By now you already know that passwords are problematic. Getting your employees to create passwords that are even slightly secure is hard.
Getting them to change to new passwords is even harder. Getting them to actually remember passwords instead of writing them on sticky notes and attaching them to their monitor is nearly impossible.
This problem was made clear this past week when over 1 billion credentials were leaked from a variety of sources. Those credentials, which included user names and passwords along with other information, have been put up for sale on the Internet, and by now they’re likely in the hands of cyber-criminals who will eventually use them.
In the near term, you know that you need to alert your users to change their passwords in the event that some of those stolen credentials belong to them. You may also want to check to see if their company email address is among those stolen, which you can do at sites such as Have I Been Pwned to see if their credentials are among those that have been stolen.
Until now, there was another place to check such things called Pwnedlist.com, but according to security researcher Brian Krebs, that site was the source of many of those stolen credentials.
Meanwhile, if you haven’t implemented some necessary security practices in regard to your company passwords, then by now it’s a must. This includes validating passwords so that your employees don’t use common words or character sequences, that they change passwords on a regular basis, and that managers pay attention to their workspaces closely enough that they can see whether the employees are writing passwords down on those sticky notes.
There are a couple of other things that are important when managing passwords. One is that while it’s important that they not be common words, they still need to be something that your employees can remember so they aren’t tempted to write them down. This why you don’t insist on a 64-character hex number as passwords, since relatively few people can remember those.

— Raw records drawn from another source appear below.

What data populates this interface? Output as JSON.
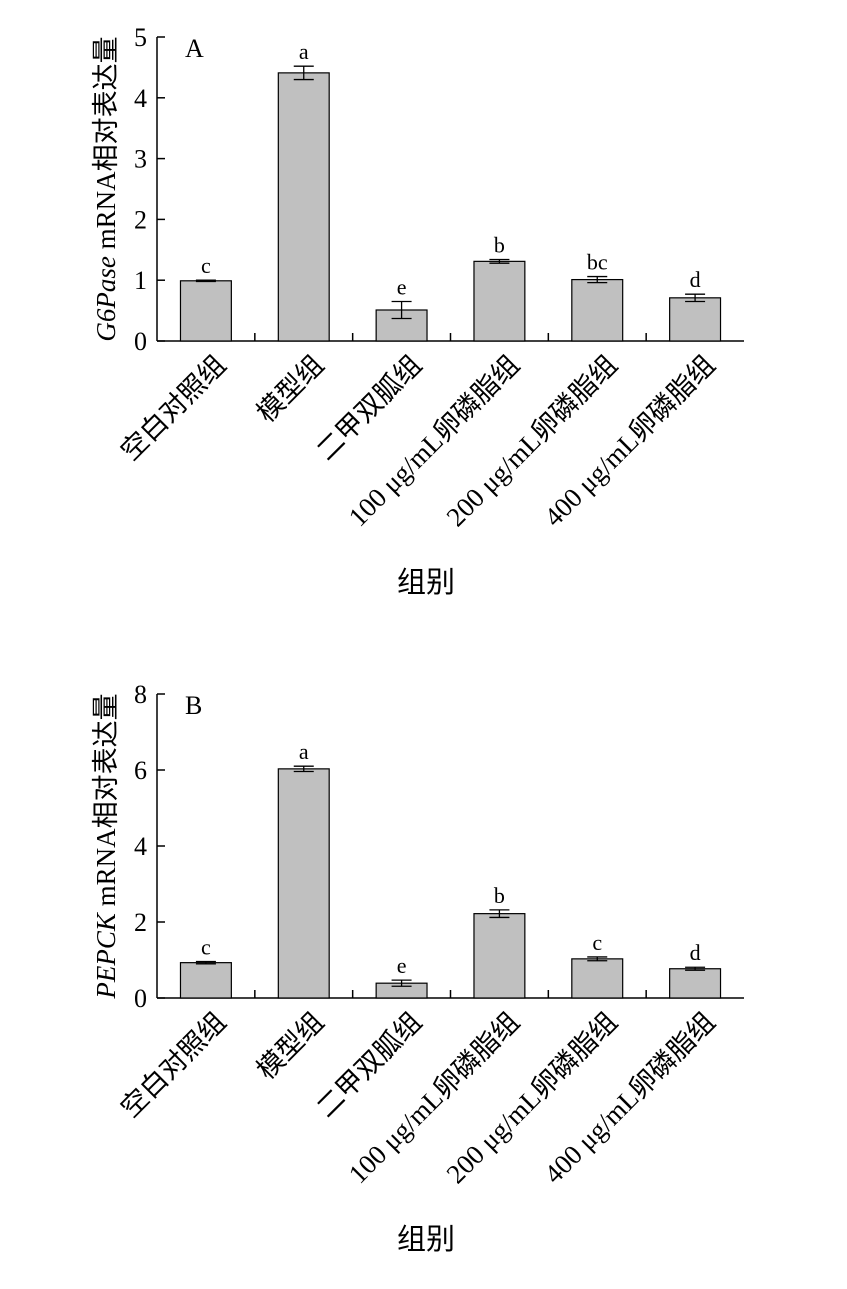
{
  "chart_data": [
    {
      "type": "bar",
      "panel_label": "A",
      "ylabel_italic": "G6Pase",
      "ylabel_rest": " mRNA相对表达量",
      "xlabel": "组别",
      "ylim": [
        0,
        5
      ],
      "yticks": [
        "0",
        "1",
        "2",
        "3",
        "4",
        "5"
      ],
      "categories": [
        "空白对照组",
        "模型组",
        "二甲双胍组",
        "100 μg/mL卵磷脂组",
        "200 μg/mL卵磷脂组",
        "400 μg/mL卵磷脂组"
      ],
      "values": [
        0.99,
        4.41,
        0.51,
        1.31,
        1.01,
        0.71
      ],
      "errors": [
        0.01,
        0.11,
        0.14,
        0.03,
        0.05,
        0.06
      ],
      "letters": [
        "c",
        "a",
        "e",
        "b",
        "bc",
        "d"
      ],
      "bar_color": "#c0c0c0"
    },
    {
      "type": "bar",
      "panel_label": "B",
      "ylabel_italic": "PEPCK",
      "ylabel_rest": " mRNA相对表达量",
      "xlabel": "组别",
      "ylim": [
        0,
        8
      ],
      "yticks": [
        "0",
        "2",
        "4",
        "6",
        "8"
      ],
      "categories": [
        "空白对照组",
        "模型组",
        "二甲双胍组",
        "100 μg/mL卵磷脂组",
        "200 μg/mL卵磷脂组",
        "400 μg/mL卵磷脂组"
      ],
      "values": [
        0.93,
        6.03,
        0.39,
        2.22,
        1.03,
        0.77
      ],
      "errors": [
        0.03,
        0.07,
        0.08,
        0.1,
        0.05,
        0.04
      ],
      "letters": [
        "c",
        "a",
        "e",
        "b",
        "c",
        "d"
      ],
      "bar_color": "#c0c0c0"
    }
  ]
}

But perhaps more important, you need to start thinking of ways to stop using passwords, or at least supplement passwords with something else for the credentials necessary to access your network and data systems.
An example of how this works is with some of the networks and data systems in the federal government. In most agencies, employees are provided with a smartcard-based identification card, which is called either a CAC card (for common access card) or a PIV card (for personal identity verification).
Those cards include a chip similar to the one found in new credit cards that can be read by the agency’s security system to verify identity.
Huge Credential Leak Underscores Need to Protect Passwords, Login IDs
The card is used for building access and for access to data systems when inserted into a card reader attached to or installed in a worker’s computer. For computer uses, once the card is inserted into the reader, the user is then required to type in a PIN (personal identification number) code to gain access to the network.
By now you’re thinking that such security systems might be fine for the government, but what about a small business? Fortunately, access control systems are available for businesses of all sizes and types. They may not all be smartcard systems like those in the government, but multifactor authentication doesn’t require government-scale resources to implement.
For example, if you’ve got a reasonably new Apple iOS device, then you’ve got access to fingerprint recognition, which can be part of an app. The same is true with some newer Android devices, but it goes beyond that. Many new laptop computers include a fingerprint reader, as do some desktop computers.
What really matters is that whatever device type you’re using, it needs to depend on something you have and something you know. That something you have might be your fingerprint, or it could be a smartcard or it might be an iris scan.
Then you need to pair this with something that each person knows. That could be a PIN code such as what the federal government uses, or it could be a password or pass phrase.
Perhaps more important, none of these methods of confirming identity is all that difficult or expensive to implement. But they do take commitment. That means that you will have to make your company’s security a priority.
I could go on for a long time about why it’s necessary to create a culture of security in your company, but I’ve said all of that before. Now I’ll just say that it’s important for your employees to think of security in their day-to-day interactions. Perhaps you can offer some kind of security incentive to help that along.
But what’s more important is to make sure your employees see that you’re also taking it seriously and that your security practices aren’t there just to annoy them. That means setting a good example of security in your daily activities. Don’t prop open the door to the server room. Don’t ignore password rules for your own account. Don’t make fun of password verification requirements.
Moving away from something as simple and dangerous as what most companies do for password policies will require commitment, but it’s necessary to protect the company and, by extension, your employees.